224-pound rookie David Johnson has improved steadily since Chris Johnson got injured, but tonight he absolutely exploded with 187 yards and 3 TDs, essentially doubling his stats for the year.

The bad tackling was brutally obvious on Johnson’s 47-yard touchdown with five minutes left in the first half. Pretty much every single Eagle tried and failed to tackle him on that one play. From there, things deteriorated. Kiko Alonso was juked twice by Johnson on one play. EJ Biggers just bounced off WR John Brown at the 10, allowing him to run in for a touchdown. Mychal Kendricks flat out whiffed on a couple of tackles. Etc. Etc.

The Birds need to fix this crappy tackling immediately if they don’t want to be humiliated in their final two games against division rivals.

4. Sam Bradford showed something stuff.

Unfortunately some of the stuff was crap– late in the game when he threw two interceptions (one for a touchdown) and fumbled on a strip sack. But he played well otherwise.

He was accurate and efficient with his passes, stood tall in the pocket while taking hard shots (as he has all year), and even ran a little. (His one carry netted four yards, more than DeMarco got with two.) Even noted Bradford skeptics were talking him up, especially when he fought through a sack to avoid a safety, then hit Josh Huff for a 22-yard first down under pressure.

Of course everything returned to normal after his second half turnovers.

Really, the end of Sam Bradford’s one-year tryout for the job of Eagles QB is probably the most important thing that’s going to happen in the rest of this season. They might make the playoffs and get killed by Seattle, or not and get a better draft pick. Each has its advantages, and the difference probably won’t much matter in five years.

But the decision to sign Bradford to a long-term deal or let him go will still be affecting the Eagles in 2020. So let’s look at the situation a bit more closely.

Many people would happily be done with him today, or at least next spring. If you look at full season statistics, he’s near the bottom of the NFL, in the mid-20s in most categories. But that ignores his real progress over the year, and the serious problems this team had (especially on the offensive line) early on.

Bradford continues to trend up, though the turnovers tonight muddle the picture a bit. But he’s learning the system, finding receivers, and making some remarkable throws within it, such as his back shoulder pass to Celek for a very tough first down. He handles pressure and takes hits well, and is even starting to scramble a bit.

The available veterans on the other hand (RGIII, Kaepernick, Foles, Osweiler) are trending down, and rookies are a big risk.

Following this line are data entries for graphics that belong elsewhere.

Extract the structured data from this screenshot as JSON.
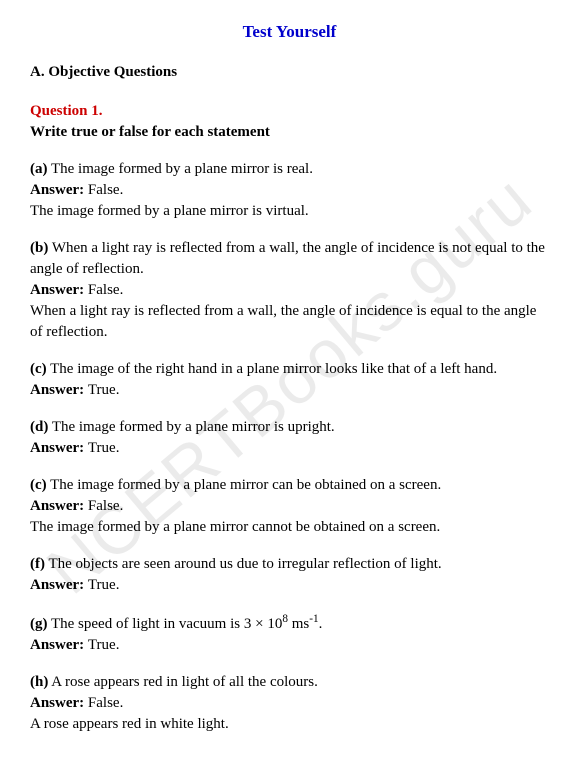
{
  "watermark": "NCERTBooks.guru",
  "title": "Test Yourself",
  "sectionHead": "A. Objective Questions",
  "questionNum": "Question 1.",
  "questionTitle": "Write true or false for each statement",
  "items": [
    {
      "label": "(a)",
      "text": " The image formed by a plane mirror is real.",
      "answer": "False.",
      "explain": "The image formed by a plane mirror is virtual."
    },
    {
      "label": "(b)",
      "text": " When a light ray is reflected from a wall, the angle of incidence is not equal to the angle of reflection.",
      "answer": "False.",
      "explain": "When a light ray is reflected from a wall, the angle of incidence is equal to the angle of reflection."
    },
    {
      "label": "(c)",
      "text": " The image of the right hand in a plane mirror looks like that of a left hand.",
      "answer": "True.",
      "explain": ""
    },
    {
      "label": "(d)",
      "text": " The image formed by a plane mirror is upright.",
      "answer": "True.",
      "explain": ""
    },
    {
      "label": "(c)",
      "text": " The image formed by a plane mirror can be obtained on a screen.",
      "answer": "False.",
      "explain": "The image formed by a plane mirror cannot be obtained on a screen."
    },
    {
      "label": "(f)",
      "text": " The objects are seen around us due to irregular reflection of light.",
      "answer": "True.",
      "explain": ""
    },
    {
      "label": "(g)",
      "text": " The speed of light in vacuum is 3 × 10",
      "sup": "8",
      "textAfter": " ms",
      "sup2": "-1",
      "textEnd": ".",
      "answer": "True.",
      "explain": ""
    },
    {
      "label": "(h)",
      "text": " A rose appears red in light of all the colours.",
      "answer": "False.",
      "explain": "A rose appears red in white light."
    }
  ],
  "answerLabel": "Answer: "
}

A very low percentage ever succeed, and there are no Mariota’s or Winston’s this year. Even the guys touted as surprise successes recently — Tyrod Taylor and Teddy Bridgewater — are getting second thoughts from writers and fans. And they were one in ten risks that paid off.

Let’s say you do guess correctly which QB in the draft to get, say Carson Wentz. He won’t be ready to lead an NFL franchise on day one coming out of North Dakota State. But if you don’t sign Bradford, your choices are him or Sanchez. It’s going to be ugly either way, and saving a few million dollars won’t really ease that pain.

As long as Bradford continues to improve, I think the Eagles need to stick with him (and also draft a later round longshot QB or two). Sam still has considerable upside; before Adrian Peterson’s great recovery, it was just assumed that any football player with an ACL tear wouldn’t be fully healed until his second year back.

I would still call Sam unproven at best, but if the team can sign him to a multi-year contact, perhaps giving a relatively high $20 million or so per year in return for being able to cut him at no cost after two years, then he works either way. He runs the team well as long as he continues to improve, while the coaches develop the rookie and get him up to speed.